By W. Sherman
At about 4:00pm yesterday, I sat down at the Village Bean, a coffee shop in Des Moines’ East Village, to type up this point. Reading the Wall Street Journal, this is what I learned that Congress had reached an agreement on what is now, the infamous bail-out. I learned that Treasury would get $250 billion immediately, and an additional $100 billion if necessary. I learned that the Treasury would get the remaining $350 billion upon Congressional approval. Finally, I learned that companies receiving these funds would be forced a host of provisions, including restrictions on executive compensation and allowing the federal government to take an equity interest in such companies.
And then things blew up.
The Journal reports that throughout the day, Congressional Republicans devised a plan that would create a government-sponsored insurance program for mortgage-backed securities.

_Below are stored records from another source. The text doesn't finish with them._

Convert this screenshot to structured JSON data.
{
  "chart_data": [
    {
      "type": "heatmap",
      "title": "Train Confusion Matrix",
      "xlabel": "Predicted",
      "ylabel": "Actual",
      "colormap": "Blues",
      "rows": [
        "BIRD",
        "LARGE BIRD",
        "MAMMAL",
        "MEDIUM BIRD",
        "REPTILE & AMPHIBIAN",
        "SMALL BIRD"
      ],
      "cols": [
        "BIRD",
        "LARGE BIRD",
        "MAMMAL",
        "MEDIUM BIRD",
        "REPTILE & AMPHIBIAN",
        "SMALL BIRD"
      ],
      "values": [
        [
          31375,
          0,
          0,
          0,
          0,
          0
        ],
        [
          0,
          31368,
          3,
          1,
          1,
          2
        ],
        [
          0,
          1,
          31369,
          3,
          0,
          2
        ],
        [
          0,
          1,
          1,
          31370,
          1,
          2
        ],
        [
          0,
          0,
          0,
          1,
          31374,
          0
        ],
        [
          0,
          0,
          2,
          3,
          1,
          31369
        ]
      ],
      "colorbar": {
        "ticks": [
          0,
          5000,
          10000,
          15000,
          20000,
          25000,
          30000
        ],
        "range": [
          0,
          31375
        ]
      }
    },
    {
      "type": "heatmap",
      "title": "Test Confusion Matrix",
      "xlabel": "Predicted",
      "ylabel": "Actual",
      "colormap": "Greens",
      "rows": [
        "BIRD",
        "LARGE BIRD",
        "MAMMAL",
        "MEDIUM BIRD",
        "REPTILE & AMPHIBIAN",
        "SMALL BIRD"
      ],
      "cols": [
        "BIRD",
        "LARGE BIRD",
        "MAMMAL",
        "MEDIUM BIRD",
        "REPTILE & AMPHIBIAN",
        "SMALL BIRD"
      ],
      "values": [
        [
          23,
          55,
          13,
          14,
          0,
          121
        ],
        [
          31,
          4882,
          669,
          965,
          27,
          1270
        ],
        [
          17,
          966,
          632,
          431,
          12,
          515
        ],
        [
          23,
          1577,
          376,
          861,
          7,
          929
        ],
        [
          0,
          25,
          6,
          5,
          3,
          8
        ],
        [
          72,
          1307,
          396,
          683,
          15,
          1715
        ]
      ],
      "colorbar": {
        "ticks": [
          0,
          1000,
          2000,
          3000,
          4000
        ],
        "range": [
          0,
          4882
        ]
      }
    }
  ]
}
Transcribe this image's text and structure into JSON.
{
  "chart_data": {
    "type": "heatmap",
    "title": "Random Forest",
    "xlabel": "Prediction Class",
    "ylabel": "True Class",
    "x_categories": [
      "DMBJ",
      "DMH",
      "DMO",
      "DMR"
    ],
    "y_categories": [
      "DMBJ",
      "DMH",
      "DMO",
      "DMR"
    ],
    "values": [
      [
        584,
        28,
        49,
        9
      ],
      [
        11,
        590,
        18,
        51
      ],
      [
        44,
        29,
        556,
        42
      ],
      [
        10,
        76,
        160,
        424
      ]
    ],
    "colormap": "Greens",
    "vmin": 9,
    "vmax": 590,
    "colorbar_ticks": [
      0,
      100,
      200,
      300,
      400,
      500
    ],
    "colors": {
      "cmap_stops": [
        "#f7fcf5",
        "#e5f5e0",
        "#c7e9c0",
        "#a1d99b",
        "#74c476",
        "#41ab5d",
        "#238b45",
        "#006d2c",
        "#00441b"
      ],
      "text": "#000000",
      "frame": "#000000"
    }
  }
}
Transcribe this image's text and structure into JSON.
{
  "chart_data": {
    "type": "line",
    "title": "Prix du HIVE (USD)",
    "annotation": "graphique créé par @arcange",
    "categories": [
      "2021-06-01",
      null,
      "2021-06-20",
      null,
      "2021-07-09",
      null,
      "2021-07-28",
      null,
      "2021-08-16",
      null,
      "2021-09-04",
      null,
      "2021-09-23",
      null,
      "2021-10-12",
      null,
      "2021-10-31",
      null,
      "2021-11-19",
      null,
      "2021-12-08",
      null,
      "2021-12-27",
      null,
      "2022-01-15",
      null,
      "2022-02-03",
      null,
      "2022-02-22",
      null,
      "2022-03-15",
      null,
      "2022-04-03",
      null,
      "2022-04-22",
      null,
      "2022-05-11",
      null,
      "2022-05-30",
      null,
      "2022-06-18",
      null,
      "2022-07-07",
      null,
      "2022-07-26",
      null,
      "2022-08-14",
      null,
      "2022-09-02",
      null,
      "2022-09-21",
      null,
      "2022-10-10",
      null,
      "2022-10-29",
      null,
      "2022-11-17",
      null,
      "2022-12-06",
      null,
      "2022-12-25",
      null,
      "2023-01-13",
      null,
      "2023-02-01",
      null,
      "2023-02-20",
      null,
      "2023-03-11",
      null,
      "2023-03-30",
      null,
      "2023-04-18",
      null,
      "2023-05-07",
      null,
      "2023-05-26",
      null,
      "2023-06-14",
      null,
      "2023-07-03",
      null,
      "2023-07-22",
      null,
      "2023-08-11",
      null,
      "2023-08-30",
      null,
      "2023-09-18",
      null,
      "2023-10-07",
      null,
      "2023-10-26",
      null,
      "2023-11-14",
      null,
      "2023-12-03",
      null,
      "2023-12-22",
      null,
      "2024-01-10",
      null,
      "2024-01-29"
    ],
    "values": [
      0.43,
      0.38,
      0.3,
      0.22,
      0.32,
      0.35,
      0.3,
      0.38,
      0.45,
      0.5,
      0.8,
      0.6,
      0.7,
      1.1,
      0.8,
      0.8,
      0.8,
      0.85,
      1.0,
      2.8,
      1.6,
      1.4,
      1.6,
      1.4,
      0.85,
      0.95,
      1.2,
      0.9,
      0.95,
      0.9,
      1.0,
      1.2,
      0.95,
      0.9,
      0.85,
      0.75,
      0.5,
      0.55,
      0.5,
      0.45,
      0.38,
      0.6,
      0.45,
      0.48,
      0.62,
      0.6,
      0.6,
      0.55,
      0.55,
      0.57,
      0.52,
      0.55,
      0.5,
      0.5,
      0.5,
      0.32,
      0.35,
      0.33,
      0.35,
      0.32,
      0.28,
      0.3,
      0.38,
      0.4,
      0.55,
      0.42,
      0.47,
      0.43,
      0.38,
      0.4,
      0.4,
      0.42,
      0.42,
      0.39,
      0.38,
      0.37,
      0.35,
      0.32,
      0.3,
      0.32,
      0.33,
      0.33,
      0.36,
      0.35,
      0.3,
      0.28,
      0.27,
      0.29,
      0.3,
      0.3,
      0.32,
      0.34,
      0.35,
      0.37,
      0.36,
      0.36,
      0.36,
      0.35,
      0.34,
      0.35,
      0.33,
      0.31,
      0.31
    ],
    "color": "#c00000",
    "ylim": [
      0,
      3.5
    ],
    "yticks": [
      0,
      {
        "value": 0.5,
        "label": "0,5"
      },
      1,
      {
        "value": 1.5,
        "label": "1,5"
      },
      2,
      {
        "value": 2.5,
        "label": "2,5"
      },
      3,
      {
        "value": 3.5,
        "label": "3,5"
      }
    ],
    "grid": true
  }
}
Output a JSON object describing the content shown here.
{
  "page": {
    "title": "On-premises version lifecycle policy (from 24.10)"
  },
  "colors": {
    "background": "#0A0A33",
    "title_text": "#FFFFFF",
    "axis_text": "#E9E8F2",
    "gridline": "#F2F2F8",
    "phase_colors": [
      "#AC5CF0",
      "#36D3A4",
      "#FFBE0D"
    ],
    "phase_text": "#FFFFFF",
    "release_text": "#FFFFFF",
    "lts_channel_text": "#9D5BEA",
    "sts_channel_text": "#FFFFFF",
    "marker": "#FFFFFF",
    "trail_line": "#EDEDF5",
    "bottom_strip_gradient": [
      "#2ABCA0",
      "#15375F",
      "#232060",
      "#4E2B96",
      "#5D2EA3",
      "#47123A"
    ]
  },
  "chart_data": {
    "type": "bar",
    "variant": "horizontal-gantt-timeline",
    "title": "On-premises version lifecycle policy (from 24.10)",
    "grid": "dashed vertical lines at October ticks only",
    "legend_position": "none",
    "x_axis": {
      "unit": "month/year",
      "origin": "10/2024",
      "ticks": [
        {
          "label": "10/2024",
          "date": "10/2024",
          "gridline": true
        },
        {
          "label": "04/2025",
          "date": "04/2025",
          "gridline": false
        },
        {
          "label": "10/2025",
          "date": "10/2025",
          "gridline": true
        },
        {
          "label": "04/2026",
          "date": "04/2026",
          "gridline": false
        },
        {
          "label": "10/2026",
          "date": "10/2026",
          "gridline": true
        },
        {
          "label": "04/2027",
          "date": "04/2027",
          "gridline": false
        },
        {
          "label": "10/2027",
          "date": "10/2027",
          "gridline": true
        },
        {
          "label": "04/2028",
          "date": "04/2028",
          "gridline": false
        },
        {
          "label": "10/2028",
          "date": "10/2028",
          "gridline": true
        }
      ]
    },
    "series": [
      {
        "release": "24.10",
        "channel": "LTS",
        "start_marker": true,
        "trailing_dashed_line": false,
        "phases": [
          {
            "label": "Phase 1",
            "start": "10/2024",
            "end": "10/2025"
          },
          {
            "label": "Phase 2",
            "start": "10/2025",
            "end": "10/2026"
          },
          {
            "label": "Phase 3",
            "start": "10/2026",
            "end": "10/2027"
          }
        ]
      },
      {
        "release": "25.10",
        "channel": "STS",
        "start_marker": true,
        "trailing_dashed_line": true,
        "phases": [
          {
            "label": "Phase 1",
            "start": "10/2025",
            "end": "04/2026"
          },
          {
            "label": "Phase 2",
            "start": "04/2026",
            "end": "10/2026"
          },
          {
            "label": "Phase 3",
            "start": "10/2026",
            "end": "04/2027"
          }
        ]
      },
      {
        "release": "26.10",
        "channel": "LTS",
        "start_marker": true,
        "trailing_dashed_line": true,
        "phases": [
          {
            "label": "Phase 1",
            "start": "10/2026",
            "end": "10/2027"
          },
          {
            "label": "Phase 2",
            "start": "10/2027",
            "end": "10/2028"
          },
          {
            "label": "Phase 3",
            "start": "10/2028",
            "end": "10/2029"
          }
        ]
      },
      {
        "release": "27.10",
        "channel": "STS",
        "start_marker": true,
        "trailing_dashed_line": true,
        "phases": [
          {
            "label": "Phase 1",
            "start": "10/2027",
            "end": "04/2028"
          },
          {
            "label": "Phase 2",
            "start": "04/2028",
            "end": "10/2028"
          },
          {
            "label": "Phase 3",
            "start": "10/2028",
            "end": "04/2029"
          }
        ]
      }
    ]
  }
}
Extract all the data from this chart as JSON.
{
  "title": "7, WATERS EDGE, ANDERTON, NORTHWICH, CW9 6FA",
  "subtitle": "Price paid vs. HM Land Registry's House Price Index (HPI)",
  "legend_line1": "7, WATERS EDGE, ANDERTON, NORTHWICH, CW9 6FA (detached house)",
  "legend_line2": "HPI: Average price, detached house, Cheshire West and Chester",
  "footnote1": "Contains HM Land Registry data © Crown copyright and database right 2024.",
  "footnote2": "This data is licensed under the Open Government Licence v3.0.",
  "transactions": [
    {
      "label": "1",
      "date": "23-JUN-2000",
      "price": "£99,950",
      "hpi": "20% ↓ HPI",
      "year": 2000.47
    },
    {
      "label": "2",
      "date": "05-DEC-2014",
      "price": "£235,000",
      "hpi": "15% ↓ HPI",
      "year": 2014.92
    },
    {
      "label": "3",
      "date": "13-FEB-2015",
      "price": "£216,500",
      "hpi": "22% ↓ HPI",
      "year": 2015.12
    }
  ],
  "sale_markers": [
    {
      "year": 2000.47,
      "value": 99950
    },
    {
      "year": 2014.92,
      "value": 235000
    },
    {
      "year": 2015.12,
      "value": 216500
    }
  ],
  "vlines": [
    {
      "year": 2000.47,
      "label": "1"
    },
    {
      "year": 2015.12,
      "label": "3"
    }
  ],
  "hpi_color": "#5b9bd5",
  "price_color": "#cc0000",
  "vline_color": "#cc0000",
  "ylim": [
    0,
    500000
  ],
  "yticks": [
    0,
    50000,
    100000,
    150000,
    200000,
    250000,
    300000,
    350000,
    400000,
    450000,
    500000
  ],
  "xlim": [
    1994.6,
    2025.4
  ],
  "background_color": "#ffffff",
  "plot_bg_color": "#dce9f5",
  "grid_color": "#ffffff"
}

Under the plan, banks would pay a premium to the Treasury Department to insure the investments. Additionally, Senator Richard Shelby, an Alabama Republican, proposed allowing the Treasury to make loans to the banks, rather than buying up the bad debt on the banks’ books.
Like many conservatives, I believe that House Republicans were right to oppose this bail-out. First, the government is freeing these failed banks from owning up to their bad decisions, by putting the taxpayers on the hook for the losses. As Steve Chapman stated in his Chicago Tribune column, the plan “nationaliz[es] the money-losing part of the financial sector, to the benefit of capitalists who have made spectacularly bad decisions—fostering more bad decisions in the future.”
Second, the bail-out will put too much discretion in the hands of the government. John Paulson, in his column in today’s Wall Street Journal, poses shows that the bail-out leaves unresolved the questions of who will receive the taxpayer subsidies and at what price.
Third, accepting the bail-out means accepting legislation packed with tons of election-year gimmicks. The most widely reported gimmick, of course, is the cap on executive compensation. Regardless of what one may think regarding the reasonableness of CEO pay in this country, the government should not be setting the compensation of executives in private companies. Additionally, as Charles Krauthammer states in his column, “artificially capping the pay of people brought in to lead these wobbly companies back to health is a fine way to tell talented executives to look elsewhere for a job.”
During 2008, we have seen several investment banks, their insurer (AIG), and two mortgage giants fall. For all of their financial woes, an injection of $700 billion in taxpayer funds is not warranted. When banks make bad decisions, they need to take responsibility for those decisions—even during election years.